The volunteer participants in this study somewhat over-represent western industrialized countries of North America and Europe (Table 1
). This is a common pattern found in many citizen science intiatives [36
] and likely has several explanations, including the targeting of our media outreach, English as the language of the application and the availability of high-speed internet connections. Regional mis-representation could potentially explain some of our results. Smallholder and subsistence agriculture are more common in non-western countries, so participants from those areas might enjoy an advantage in recognizing these types of farming. Conversely, the large-scale mechanized agriculture typical of industrialized countries and its geometrically-patterned landscapes should be relatively easy for anyone to identify. This possibility is congruent with the slightly stronger distance-based effects we observe among volunteers from industrialized nations (Figure 3
A). However, Asia and Latin America, but not Africa, still had substantial representation among the participants. This, combined with the quite small impact of distance-based effects, supports the conclusion that the overall impact of regional effects on our results was minimal.
In spite of the small magnitude of the location-based effects we observed, finer-grained local knowledge may still play a role in volunteer task performance. For instance, the result that British and Irish volunteers are no better than others at recognizing the unique pasture landscapes in their region may be due, in part, to combining urban and rural residents for this analysis. It is possible that rural residents of these countries, particularly those in areas were grazing is commonplace, would be better at this task than urban residents. Unfortunately, our data was insufficient to parse this possibility.
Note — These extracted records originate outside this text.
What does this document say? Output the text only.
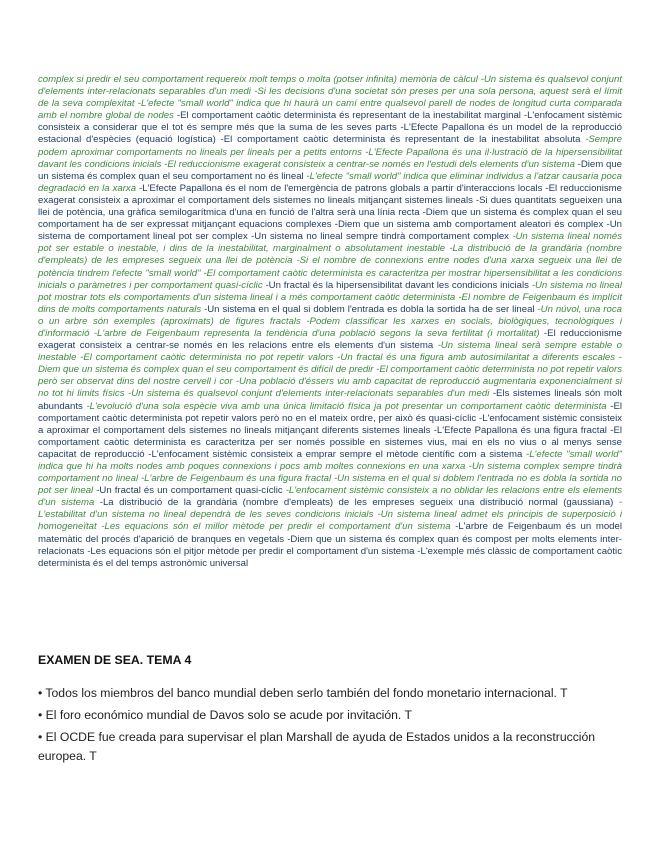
complex si predir el seu comportament requereix molt temps o molta (potser infinita) memòria de càlcul -Un sistema és qualsevol conjunt d'elements inter-relacionats separables d'un medi -Si les decisions d'una societat són preses per una sola persona, aquest serà el límit de la seva complexitat -L'efecte "small world" indica que hi haurà un camí entre qualsevol parell de nodes de longitud curta comparada amb el nombre global de nodes -El comportament caòtic determinista és representant de la inestabilitat marginal -L'enfocament sistèmic consisteix a considerar que el tot és sempre més que la suma de les seves parts -L'Efecte Papallona és un model de la reproducció estacional d'espècies (equació logística) -El comportament caòtic determinista és representant de la inestabilitat absoluta -Sempre podem aproximar comportaments no lineals per lineals per a petits entorns -L'Efecte Papallona és una il·lustració de la hipersensibilitat davant les condicions inicials -El reduccionisme exagerat consisteix a centrar-se només en l'estudi dels elements d'un sistema -Diem que un sistema és complex quan el seu comportament no és lineal -L'efecte "small world" indica que eliminar individus a l'atzar causaria poca degradació en la xarxa -L'Efecte Papallona és el nom de l'emergència de patrons globals a partir d'interaccions locals -El reduccionisme exagerat consisteix a aproximar el comportament dels sistemes no lineals mitjançant sistemes lineals -Si dues quantitats segueixen una llei de potència, una gràfica semilogarítmica d'una en funció de l'altra serà una línia recta -Diem que un sistema és complex quan el seu comportament ha de ser expressat mitjançant equacions complexes -Diem que un sistema amb comportament aleatori és complex -Un sistema de comportament lineal pot ser complex -Un sistema no lineal sempre tindrà comportament complex -Un sistema lineal només pot ser estable o inestable, i dins de la inestabilitat, marginalment o absolutament inestable -La distribució de la grandària (nombre d'empleats) de les empreses segueix una llei de potència -Si el nombre de connexions entre nodes d'una xarxa segueix una llei de potència tindrem l'efecte "small world" -El comportament caòtic determinista es caracteritza per mostrar hipersensibilitat a les condicions inicials o paràmetres i per comportament quasi-cíclic -Un fractal és la hipersensibilitat davant les condicions inicials -Un sistema no lineal pot mostrar tots els comportaments d'un sistema lineal i a més comportament caòtic determinista -El nombre de Feigenbaum és implícit dins de molts comportaments naturals -Un sistema en el qual si doblem l'entrada es dobla la sortida ha de ser lineal -Un núvol, una roca o un arbre són exemples (aproximats) de figures fractals -Podem classificar les xarxes en socials, biològiques, tecnològiques i d'informació -L'arbre de Feigenbaum representa la tendència d'una població segons la seva fertilitat (i mortalitat) -El reduccionisme exagerat consisteix a centrar-se només en les relacions entre els elements d'un sistema -Un sistema lineal serà sempre estable o inestable -El comportament caòtic determinista no pot repetir valors -Un fractal és una figura amb autosimilaritat a diferents escales -Diem que un sistema és complex quan el seu comportament és difícil de predir -El comportament caòtic determinista no pot repetir valors però ser observat dins del nostre cervell i cor -Una població d'éssers viu amb capacitat de reproducció augmentaria exponencialment si no tot hi limits físics -Un sistema és qualsevol conjunt d'elements inter-relacionats separables d'un medi -Els sistemes lineals són molt abundants -L'evolució d'una sola espècie viva amb una única limitació física ja pot presentar un comportament caòtic determinista -El comportament caòtic determinista pot repetir valors però no en el mateix ordre, per això és quasi-cíclic -L'enfocament sistèmic consisteix a aproximar el comportament dels sistemes no lineals mitjançant diferents sistemes lineals -L'Efecte Papallona és una figura fractal -El comportament caòtic determinista es caracteritza per ser només possible en sistemes vius, mai en els no vius o al menys sense capacitat de reproducció -L'enfocament sistèmic consisteix a emprar sempre el mètode científic com a sistema -L'efecte "small world" indica que hi ha molts nodes amb poques connexions i pocs amb moltes connexions en una xarxa -Un sistema complex sempre tindrà comportament no lineal -L'arbre de Feigenbaum és una figura fractal -Un sistema en el qual si doblem l'entrada no es dobla la sortida no pot ser lineal -Un fractal és un comportament quasi-cíclic -L'enfocament sistèmic consisteix a no oblidar les relacions entre els elements d'un sistema -La distribució de la grandària (nombre d'empleats) de les empreses segueix una distribució normal (gaussiana) -L'estabilitat d'un sistema no lineal dependrà de les seves condicions inicials -Un sistema lineal admet els principis de superposició i homogeneïtat -Les equacions són el millor mètode per predir el comportament d'un sistema -L'arbre de Feigenbaum és un model matemàtic del procés d'aparició de branques en vegetals -Diem que un sistema és complex quan és compost per molts elements inter-relacionats -Les equacions són el pitjor mètode per predir el comportament d'un sistema -L'exemple més clàssic de comportament caòtic determinista és el del temps astronòmic universal

EXAMEN DE SEA. TEMA 4
• Todos los miembros del banco mundial deben serlo también del fondo monetario internacional. T
• El foro económico mundial de Davos solo se acude por invitación. T
• El OCDE fue creada para supervisar el plan Marshall de ayuda de Estados unidos a la reconstrucción europea. T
Similarly, rural residents of non-western countries may be quite adept at identifying local agricultural patterns, a phenomenon difficult to detect in our worldwide database. Bias in participation in urban areas is a pattern strongly identified in other geographical crowdsourcing applications such as OpenStreetMap [37
]. It would be interesting to test whether differences in urban-rural knowledge have an effect on the accuracy of classification tasks related to cropland if targeted recruitment strategies can be incorporated into future campaigns.
The response variable used in part of our study (the rate classification agreement with the majority of other users) may reasonably be questioned as a metric of use performance [26
]. However, we believe that it still provides a useful assessment of the impact of local knowledge on response quality. A previous study using this data has shown that for the vast majority of tasks, there is little disagreement between volunteers and experts. Even for the tiny proportion of the hardest points, the crowd agreed with experts nearly 80% of the time [28
]. Thus, the volunteer majority is correct in the vast majority of cases, providing a robust comparison for the distance- and region-based analyses in this study. This previously-observed difference in agreement with experts between easy and hard points is of a magnitude that dwarfs the variation in performance with distance or country demonstrated in this paper. Thus, the inherent difficulty of a task appears much more important for predicting classification correctness than any trait of individual volunteers that we assessed. Distance, country, and profession have truly tiny effects in comparison. However, it would be interesting to evaluate volunteer performance in a smaller geographical region where the effect of local knowledge may be much more relevant.